Archives of Disease in Childhood








health services research; maternal and child health


© Author(s) (or their employer(s)) 2020. No commercial re-use. See rights and permissions. Published by BMJ. Objective To assess whether sustained, scheduled mobile health team (MHT) services increase antenatal care (ANC), postnatal care (PNC) and childhood immunisation in conflict-affected and remote regions of Afghanistan.

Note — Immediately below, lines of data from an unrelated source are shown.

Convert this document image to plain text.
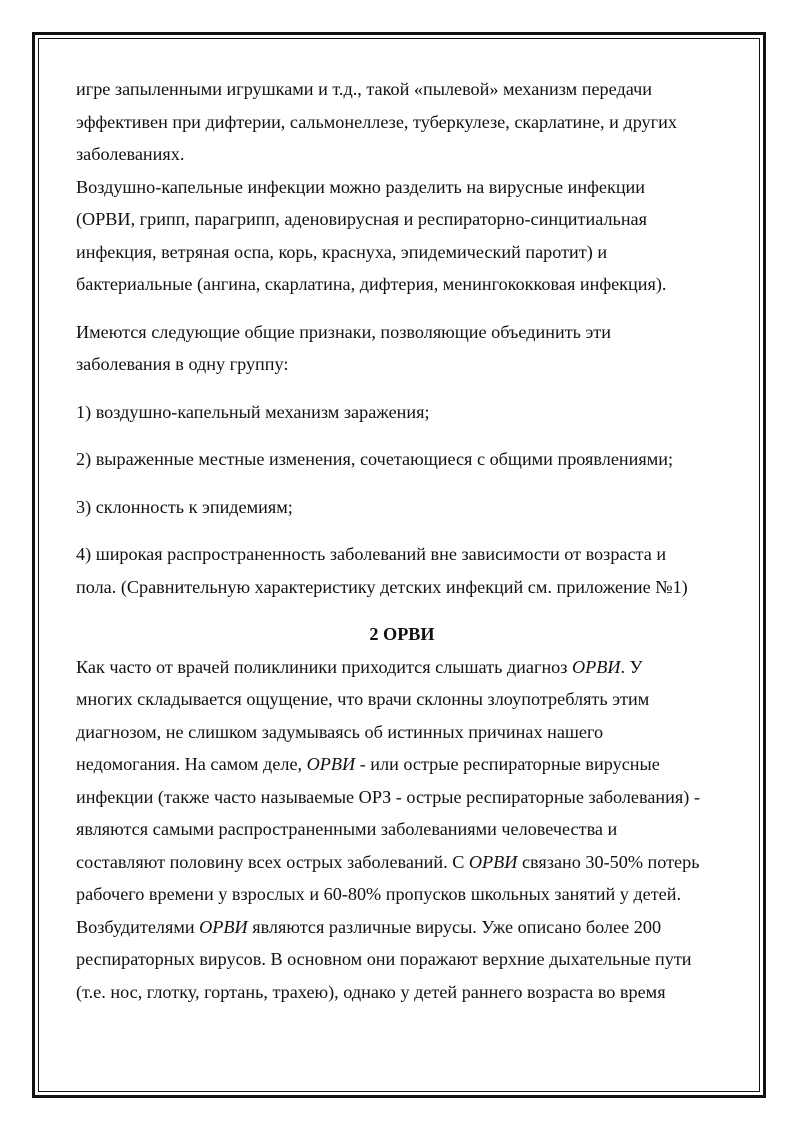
игре запыленными игрушками и т.д., такой «пылевой» механизм передачи
эффективен при дифтерии, сальмонеллезе, туберкулезе, скарлатине, и других
заболеваниях.
Воздушно-капельные инфекции можно разделить на вирусные инфекции
(ОРВИ, грипп, парагрипп, аденовирусная и респираторно-синцитиальная
инфекция, ветряная оспа, корь, краснуха, эпидемический паротит) и
бактериальные (ангина, скарлатина, дифтерия, менингококковая инфекция).
Имеются следующие общие признаки, позволяющие объединить эти
заболевания в одну группу:
1) воздушно-капельный механизм заражения;
2) выраженные местные изменения, сочетающиеся с общими проявлениями;
3) склонность к эпидемиям;
4) широкая распространенность заболеваний вне зависимости от возраста и
пола. (Сравнительную характеристику детских инфекций см. приложение №1)
2 ОРВИ
Как часто от врачей поликлиники приходится слышать диагноз ОРВИ. У
многих складывается ощущение, что врачи склонны злоупотреблять этим
диагнозом, не слишком задумываясь об истинных причинах нашего
недомогания. На самом деле, ОРВИ - или острые респираторные вирусные
инфекции (также часто называемые ОРЗ - острые респираторные заболевания) -
являются самыми распространенными заболеваниями человечества и
составляют половину всех острых заболеваний. С ОРВИ связано 30-50% потерь
рабочего времени у взрослых и 60-80% пропусков школьных занятий у детей.
Возбудителями ОРВИ являются различные вирусы. Уже описано более 200
респираторных вирусов. В основном они поражают верхние дыхательные пути
(т.е. нос, глотку, гортань, трахею), однако у детей раннего возраста во время
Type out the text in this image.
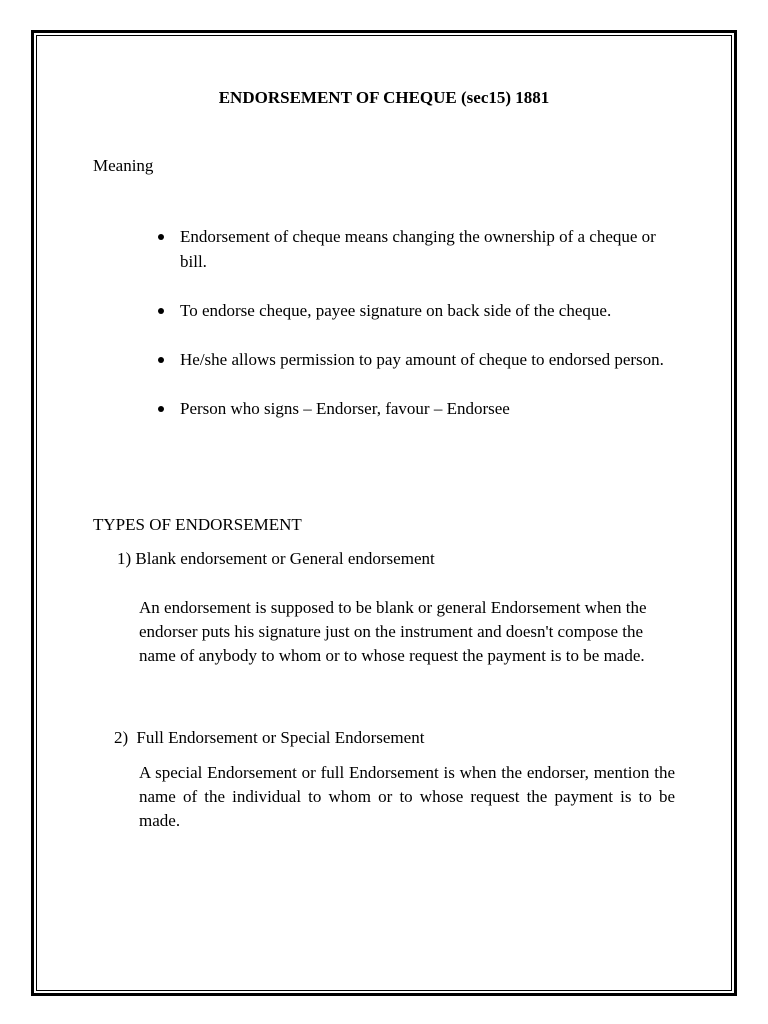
ENDORSEMENT OF CHEQUE (sec15) 1881
Meaning
Endorsement of cheque means changing the ownership of a cheque or bill.
To endorse cheque, payee signature on back side of the cheque.
He/she allows permission to pay amount of cheque to endorsed person.
Person who signs – Endorser, favour – Endorsee
TYPES OF ENDORSEMENT
1) Blank endorsement or General endorsement
An endorsement is supposed to be blank or general Endorsement when the endorser puts his signature just on the instrument and doesn't compose the name of anybody to whom or to whose request the payment is to be made.
2) Full Endorsement or Special Endorsement
A special Endorsement or full Endorsement is when the endorser, mention the name of the individual to whom or to whose request the payment is to be made.
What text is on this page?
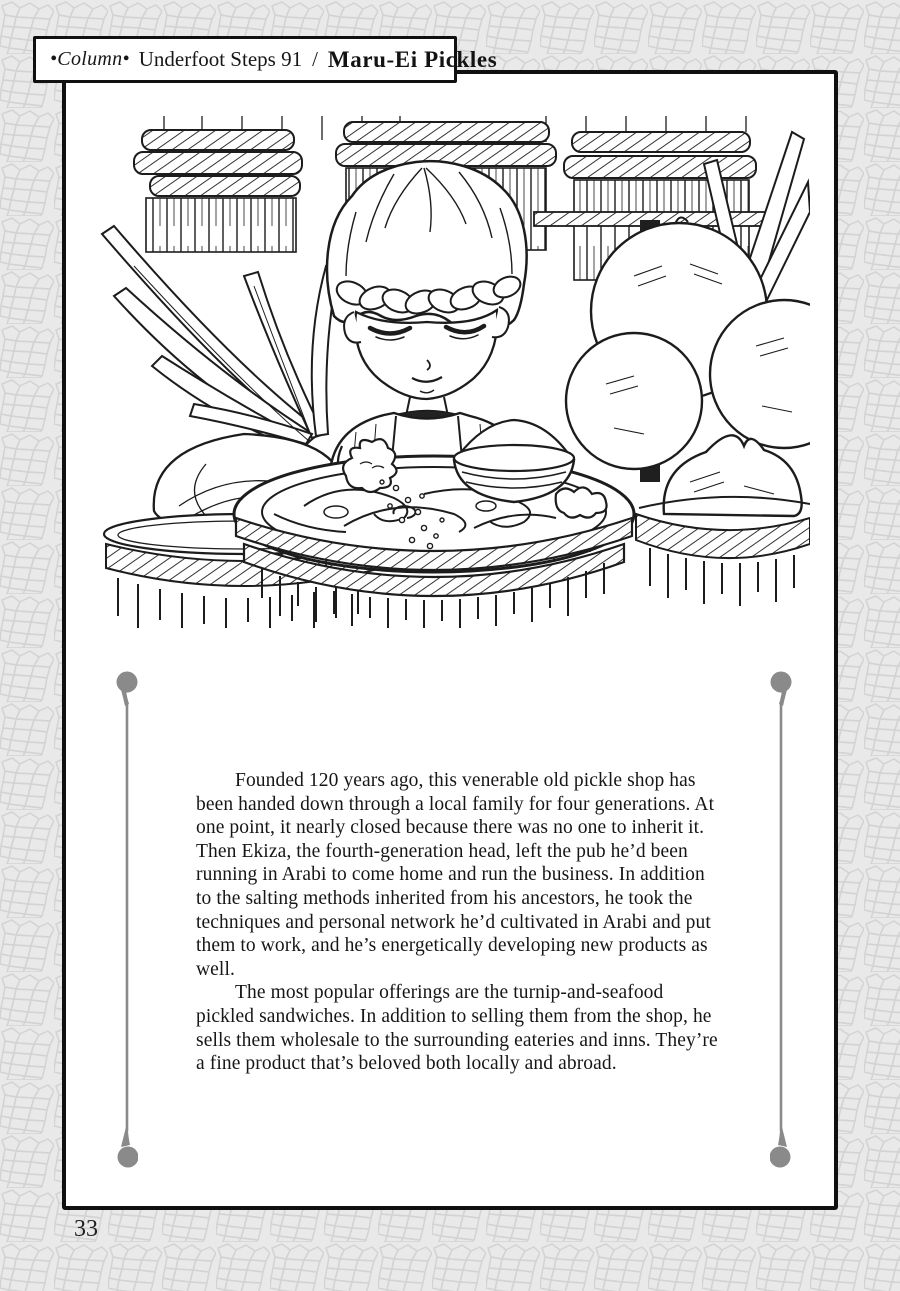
Founded 120 years ago, this venerable old pickle shop has been handed down through a local family for four generations. At one point, it nearly closed because there was no one to inherit it. Then Ekiza, the fourth-generation head, left the pub he’d been running in Arabi to come home and run the business. In addition to the salting methods inherited from his ancestors, he took the techniques and personal network he’d cultivated in Arabi and put them to work, and he’s energetically developing new products as well.

The most popular offerings are the turnip-and-seafood pickled sandwiches. In addition to selling them from the shop, he sells them wholesale to the surrounding eateries and inns. They’re a fine product that’s beloved both locally and abroad.

•Column• Underfoot Steps 91 / Maru-Ei Pickles
33
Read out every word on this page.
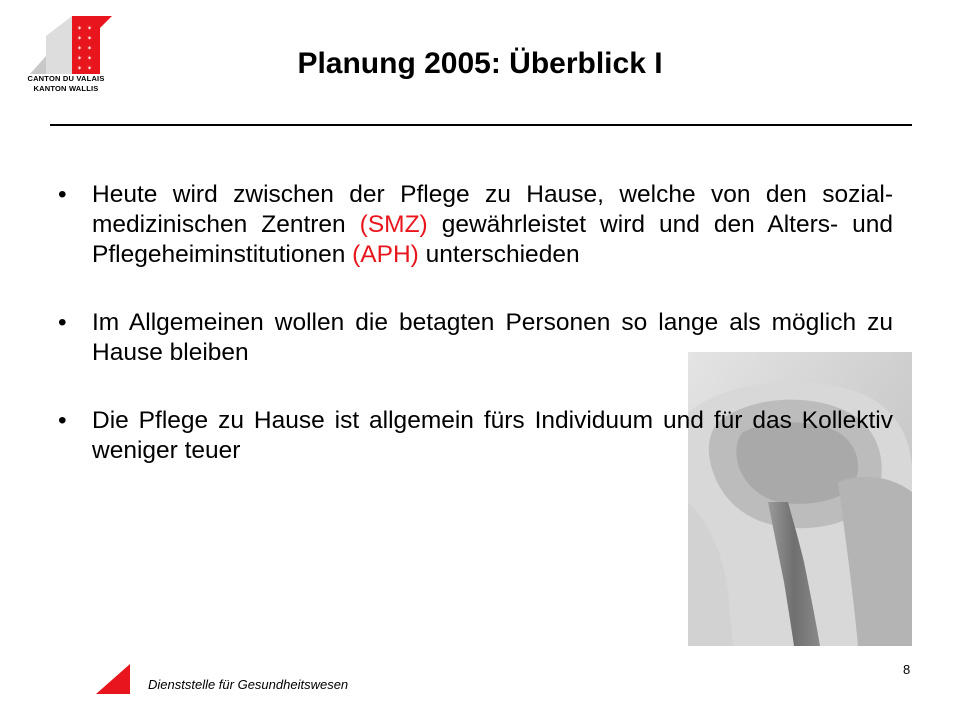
✶ ✶
✶ ✶
✶ ✶
✶ ✶
✶ ✶
CANTON DU VALAIS
KANTON WALLIS
Planung 2005: Überblick I
• Heute wird zwischen der Pflege zu Hause, welche von den sozial-medizinischen Zentren (SMZ) gewährleistet wird und den Alters- und Pflegeheiminstitutionen (APH) unterschieden
• Im Allgemeinen wollen die betagten Personen so lange als möglich zu Hause bleiben
• Die Pflege zu Hause ist allgemein fürs Individuum und für das Kollektiv weniger teuer
Dienststelle für Gesundheitswesen
8
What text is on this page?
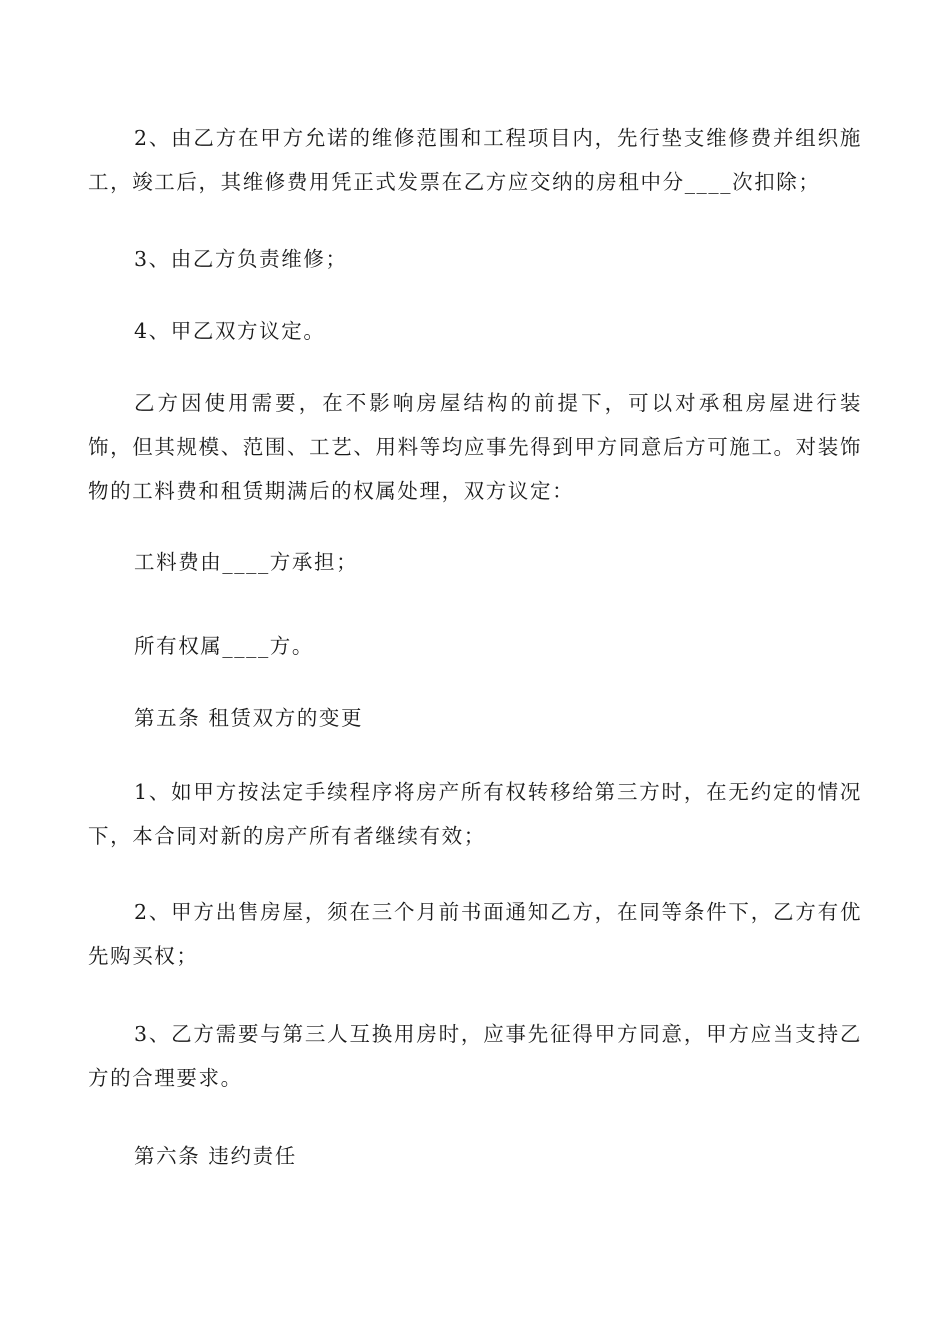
2、由乙方在甲方允诺的维修范围和工程项目内，先行垫支维修费并组织施工，竣工后，其维修费用凭正式发票在乙方应交纳的房租中分____次扣除；

3、由乙方负责维修；

4、甲乙双方议定。

乙方因使用需要，在不影响房屋结构的前提下，可以对承租房屋进行装饰，但其规模、范围、工艺、用料等均应事先得到甲方同意后方可施工。对装饰物的工料费和租赁期满后的权属处理，双方议定：

工料费由____方承担；

所有权属____方。

第五条 租赁双方的变更

1、如甲方按法定手续程序将房产所有权转移给第三方时，在无约定的情况下，本合同对新的房产所有者继续有效；

2、甲方出售房屋，须在三个月前书面通知乙方，在同等条件下，乙方有优先购买权；

3、乙方需要与第三人互换用房时，应事先征得甲方同意，甲方应当支持乙方的合理要求。

第六条 违约责任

Design Cross-sectional, population-based study from 2013 to 2017. Proportions were compared using multivariable linear regression adjusted for clustering and socio-demographic variables. Setting 54 intervention and 56 control districts in eight Afghanistan provinces. Participants 338 796 pregnant women and 1 693 872 children aged under 5 years. Interventions 'Intervention districts' that received MHT services for 3 years compared with 'control districts' in the same province without any MHT services over the same period. Main outcome measures District-level and clinic-level ANC, PNC, childhood immunisation (pentavalent 3, measles 1), integrated management of childhood immunisation services. Results Proportion of pregnant women receiving at least one ANC visit was higher in intervention districts (83.6%, 161 750/193 482) than control districts (61.3%, 89 077/145 314) (adjusted mean difference (AMD) 14.8%;95% CI: 1.6% to 28.0%). Proportion of children under 1 year receiving their first dose of measles vaccine was higher in intervention (73.8%, 142 738/193 412) than control districts (57.3%, 83 253/145 293) (AMD 12.8;95% CI: 2.1% to 23.5%). There was no association with PNC (AMD 2.8%;95% CI: -5.1% to 10.7%). MHTs did not increase clinic-level service provision for ANC (AMD 41.32;95% CI: -52.46 to 135.11) or any other outcomes. Conclusions Sustained, scheduled MHT services to conflict-affected and remote regions were associated with improved coverage of important maternal and child health interventions. Outreach is an essential service and not just an 'optional extra' for the most deprived mothers and children.